Cairn Energy’s chief executive has said costs around the Kraken project will not deter the firm from further investment in the North Sea.
The Scottish oil firm yesterday posted a loss of almost £1billion in its full-year results for 2018, largely due to a protracted legal dispute with the Indian government.
It also booked impairment costs of £125m from the Kraken field, which it lowered production estimates for following a series of outages on the production vessel and weather-related incidents.
Cairn holds a 29.5% stake in the EnQuest-operated field, which has also spelled trouble for vessel-operator Bumi Armada.
Last week the Malaysian firm said it had taken impairment charges of £296.6m last year for delays in getting the FPSO (floating production, storage and offloading vessel) to final acceptance.
Despite this, however, Cairn said it will not be put off from further work in the region as it looks ahead to a campaign of four exploration wells in Norway and the UK this year.
Chief executive Simon Thomson said: “We have a big programme in the North Sea this year and we remain very interested in assessing further development opportunities.
“There are a number of things that we’re working together with EnQuest and Bumi Armada, who have been operating the vessel, to resolve.
“The issues largely relate to the FPSO’s performance and downtime and we believe there are a number of things we can do to address performance issues.”

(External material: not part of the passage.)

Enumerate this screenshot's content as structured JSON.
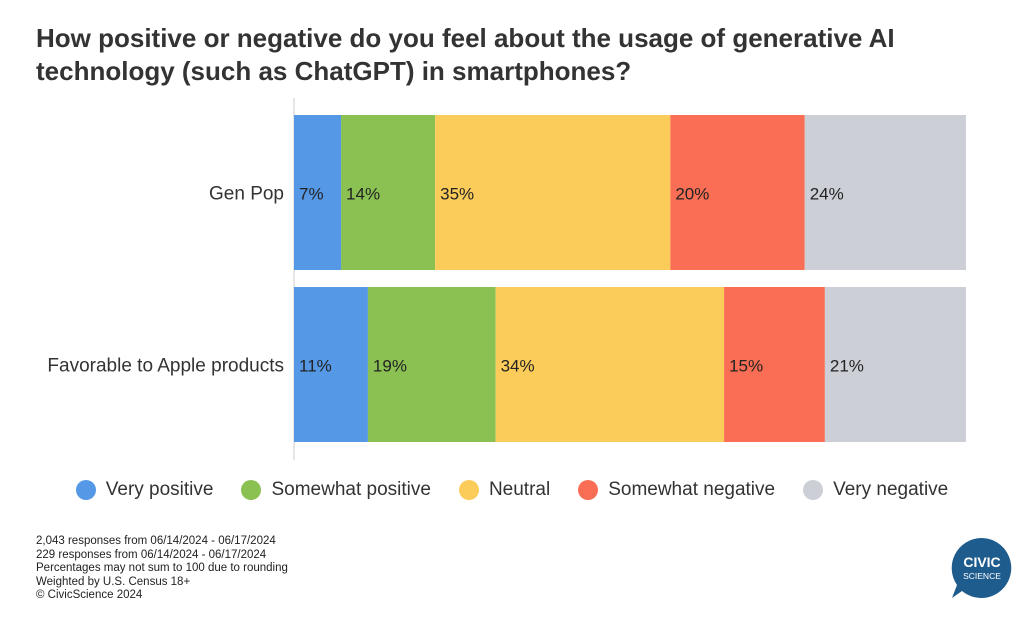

Cairn Energy lowered its production estimates for the Kraken field east of Shetland by 19%, or 6.8million barrels of oil equivalent, which was later denied by operator Enquest.
Kraken produced 30,300 boe per day last year, according to Cairn, which was below expectations.
The estimate downgrade followed an evaluation of the reservoir performance, however EnQuest quickly responded saying the reserves estimate remains “materially unchanged”.
EnQuest said the two firms use “different technical approaches” to Kraken’s production forecasting, leading to a difference in reserves estimates.
Mr Thomson said the downgrade was “prudent” following work carried out by Cairn on the reservoir and the performance of the FPSO.
He added: “Every oil company has differing reserves and resources calculations
“Everybody will have different views, it doesn’t mean one is right and one is wrong.”
EnQuest said it did not expect to recognise an impairment charge related to Kraken in its full-year results, published later this month.
First oil was delivered from Kraken in June 2017.
INDIA DISPUTE AND EXPLORATION CAMPAIGN
Lower than expected production from Kraken was contradicted by strong performance from the Premier Oil-operated Catcher field, according to Mr Thomson, which Cairn holds a 20% stake in.
Last week Premier said record production from the Catcher FPSO of 66,000 barrels of oil per day in the fourth quarter helped it post its first set of profitable results since 2013.
Cairn said its stake in the project had helped provide cash to fund an exploration campaign in 2019 in the UK, Norway and Mexico targeting a billion barrels of oil equivalent.
Pre-tax losses were £955million in 2018, compared to a surplus of £205m the previous year, but revenues climbed to £310m from £25m.
Cairn’s deficit was largely due to a write down of its investments in India, where it is embroiled in a tax dispute.
The firm said the Indian government was trying to retrospectively apply tax legislation introduced in 2012 to transactions made by the firm six years earlier.
Cairn is seeking £1billion in compensation, and earlier this week said an award would not be delivered before late 2019.
Mr Thomson said that does not change their position.
He added: “We have been seeking guidance form the arbitrary panel on the timing of the award. We have had to take a view that given their workload on the award that it won’t be until late 2019.
“I would reiterate one key point that this in no way changes our confidence in the outcome. We remain very confident of our position in this.”